Tokyo, New York and Los Angeles will rank ahead of London by 2020 but the capital's growth rate of 3% is expected to outstrip that of its rivals.

By 2020, income generated by London's 8.5 million citizens should rise from $452bn in 2005 to $708bn, PwC added.

Strong growth in business and financial services will drive London's growth.

City boost

As the home to one of the world's leading financial markets, the capital's economy has recently benefited from soaring bonuses at City financial firms.

Tokyo - $1602bn GDP
New York - $1561bn
Los Angeles - $886bn
London - $708bn
Chicago - $645bn
Paris - $611bn
Mexico City - $608bn
Philadelphia - $440bn
Osaka/Kobe - $430bn
Washington DC - $426bn
*Source: UK Economic Outlook, PwC

Earlier this year, the Centre for Economic and Business report predicted City workers would bag a total of 7.5bn in bonuses this winter.
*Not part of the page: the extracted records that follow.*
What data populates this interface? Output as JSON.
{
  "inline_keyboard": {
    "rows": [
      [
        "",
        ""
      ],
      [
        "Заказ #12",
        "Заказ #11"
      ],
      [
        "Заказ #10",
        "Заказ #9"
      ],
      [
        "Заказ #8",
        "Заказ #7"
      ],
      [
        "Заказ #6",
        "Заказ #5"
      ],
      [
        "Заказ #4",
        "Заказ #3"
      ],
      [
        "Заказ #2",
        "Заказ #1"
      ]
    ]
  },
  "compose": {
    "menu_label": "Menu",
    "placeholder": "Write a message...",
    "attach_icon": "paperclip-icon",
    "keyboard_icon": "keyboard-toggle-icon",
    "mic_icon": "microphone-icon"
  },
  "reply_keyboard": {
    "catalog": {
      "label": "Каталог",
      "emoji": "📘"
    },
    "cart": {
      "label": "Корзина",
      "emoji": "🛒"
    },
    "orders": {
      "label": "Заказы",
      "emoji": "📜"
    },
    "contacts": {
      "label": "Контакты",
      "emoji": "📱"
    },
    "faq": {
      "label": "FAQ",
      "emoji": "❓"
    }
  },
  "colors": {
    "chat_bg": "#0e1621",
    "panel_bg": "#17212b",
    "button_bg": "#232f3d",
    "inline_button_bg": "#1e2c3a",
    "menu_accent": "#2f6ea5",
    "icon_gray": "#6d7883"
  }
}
"London's strength in financial and business services is a product of history - it has been a centre of excellence ranging back centuries, combining trust with a fairly liberalised regulatory regime," said PwC head of macroeconomics John Hawksworth.

"We continue to assume that regulatory bodies and Government will continue to sustain this so that they do not frighten people away."

Winners and losers

However, cities elsewhere in the UK Birmingham, Leeds and Manchester are expected to slip down PwC's rankings.

The group predicts Birmingham will drop to 79th position from 71st, Manchester from 73 to 82 and Leeds will slide from 85 to 108 in its global gross domestic (GDP) rankings over the coming 15 years.

But the UK Economic Outlook report says the trio's decline will not be because their economies are stagnating, but rather that their growth rates are not expected to keep pace with economies of similar size.

"Within the developed world, it seems likely that the most successful cities of the future will be those that have comparative advantages in intangible business, financial and consumer services that are not so easily emulated by the rising stars of China, India or Brazil," Mr Hawksworth added.

PwC also forecast that by 2020 there will be five "mega-cities" with populations above the 20 million mark - Mumbai, Mexico City, Sao Paulo, New York and Tokyo.

Tokyo is also expected to remain the largest world city economy in 2020, with an estimated GDP of $1602bn, up from an estimated $1191bn in 2005.